Triggered by a sharp decline in global commodity prices since June, Moody's Investors Service has forecast prices of metals to remain weak in 2016. The reasons given are oversupply and subdued demand from China, the world's largest producer and consumer of metals.
Following weak prices, producers might cut production in 2016, which might help prices to rebound in 2017.
Moody's latest report says the contraction in base metal prices and related commodities, on a declining trend since 2013, has accelerated in recent months. This is dues to a culmination of macro and industry-specific factors. The price of nickel on the benchmark London Metal Exchange fell 24 per cent and of other base metals by up to 17 per cent in the past three months.
The fall in industrial commodities' prices indicate less new investments in infrastructure and housing, which drive industrial growth globally. Continuing of the weak demand trend might ring alarm bells on production and job cuts -a number of global analysts have already forecast this.
China's rate of growth, export levels and infrastructure investment are important drivers in metal demand expectations. Heightened uncertainty as to actual growth rates in China has caused sentiment towards base metals to turn more negative. While prices generally have shown a flat to declining trend since 2013, a more dramatic contraction has been in evidence since June this year, with August seeing significant downward movement.
As China consumes a significant amount of base metal production, growth expectations there and consequent demand for base metals plays a major role in the commodity price movement.
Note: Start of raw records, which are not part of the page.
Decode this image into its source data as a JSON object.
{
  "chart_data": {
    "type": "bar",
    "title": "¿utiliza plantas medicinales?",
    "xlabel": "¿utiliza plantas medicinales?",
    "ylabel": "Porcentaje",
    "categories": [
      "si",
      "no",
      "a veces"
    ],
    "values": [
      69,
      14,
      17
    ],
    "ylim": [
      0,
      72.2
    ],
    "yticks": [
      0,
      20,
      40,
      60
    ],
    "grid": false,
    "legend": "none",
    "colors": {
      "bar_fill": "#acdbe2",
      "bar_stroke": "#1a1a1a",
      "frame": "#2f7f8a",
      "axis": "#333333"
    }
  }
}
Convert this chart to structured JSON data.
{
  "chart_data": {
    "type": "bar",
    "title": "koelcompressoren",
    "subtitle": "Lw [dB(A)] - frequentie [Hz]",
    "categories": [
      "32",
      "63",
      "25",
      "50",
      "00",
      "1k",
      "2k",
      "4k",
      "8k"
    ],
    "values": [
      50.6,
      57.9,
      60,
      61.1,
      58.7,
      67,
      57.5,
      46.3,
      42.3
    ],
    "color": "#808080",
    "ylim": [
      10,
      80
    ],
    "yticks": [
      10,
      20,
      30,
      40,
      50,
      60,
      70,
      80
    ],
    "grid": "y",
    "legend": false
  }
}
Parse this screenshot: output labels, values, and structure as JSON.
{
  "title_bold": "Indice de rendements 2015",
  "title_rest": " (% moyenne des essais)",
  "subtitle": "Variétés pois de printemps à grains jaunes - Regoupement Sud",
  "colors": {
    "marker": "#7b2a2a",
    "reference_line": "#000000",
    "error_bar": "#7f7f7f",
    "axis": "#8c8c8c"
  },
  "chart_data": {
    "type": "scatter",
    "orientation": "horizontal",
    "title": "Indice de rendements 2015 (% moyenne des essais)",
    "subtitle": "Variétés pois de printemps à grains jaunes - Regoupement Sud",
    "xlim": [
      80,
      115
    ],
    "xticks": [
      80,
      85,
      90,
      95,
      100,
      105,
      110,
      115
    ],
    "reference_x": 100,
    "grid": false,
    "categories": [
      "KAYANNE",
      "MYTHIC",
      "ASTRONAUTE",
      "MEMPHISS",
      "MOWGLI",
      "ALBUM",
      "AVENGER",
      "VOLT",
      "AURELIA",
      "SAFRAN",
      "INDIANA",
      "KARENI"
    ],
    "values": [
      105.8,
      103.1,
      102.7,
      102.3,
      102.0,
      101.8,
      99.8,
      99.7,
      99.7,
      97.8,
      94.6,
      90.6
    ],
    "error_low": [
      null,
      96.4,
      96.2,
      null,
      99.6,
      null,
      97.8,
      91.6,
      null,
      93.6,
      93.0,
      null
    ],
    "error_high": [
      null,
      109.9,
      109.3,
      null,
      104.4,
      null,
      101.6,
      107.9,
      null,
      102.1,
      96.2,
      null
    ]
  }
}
In fact, prices of many industrial commodities have reached their level of cost of production. So, any further fall would lead to cut in production. In fact, global aluminium majors, including India's Bharat Aluminium Company (Balco), are facing the heat of falling demand and thereby prices on oversupply. Consequently, Balco has announced retrenchment of around 1,000 employees.
"Between 20 and 25 per cent of global aluminium producers are currently selling their output with a cash loss. Depending upon their pocket size, they will continue. After that, however, they would have to cut their production, which might trigger a turnaround in global aluminium prices," recently said D Bhattacharya, managing director of Hindalco Industries.
Last month, Moody's revised downward the GDP growth forecast for China in 2016 to 6.3 per cent from the earlier 6.5 per cent. The perceived sharper than expected slowing of that economy, limited supply response from commodity producers, overcapacity in global steel markets, reduced energy costs and a strong dollar are creating unprecedentedly adverse conditions for these commodities, driving prices down to levels close to those seen in the 2008-09 financial crisis but perhaps with more protracted recovery prospects.
"As comparable economic drivers and the importance of China's steel production growth rates also apply to seaborne iron ore and metallurgical (met) coal prices, we have included our price assumptions for these minerals as well. Our base metal price assumptions for 2016 assume that conditions will remain relatively unchanged from current levels, although stabilising on announced and anticipated production cutbacks, while 2017 will show some improvement on a more balanced supply/ demand position and improving global economic fundamentals," said Cowan.
Met coal and iron ore prices have similarly evidenced sharply declining trends. Their price assumptions reflect expectations for a continued slower growth rate in Chinese steel production (down 1.6 per cent year-on-year through July), with further net increases in iron ore supply, which will maintain pressure on ore prices. The modest improvement in met coal assumptions anticipates unprofitable production coming out of the market in 2017.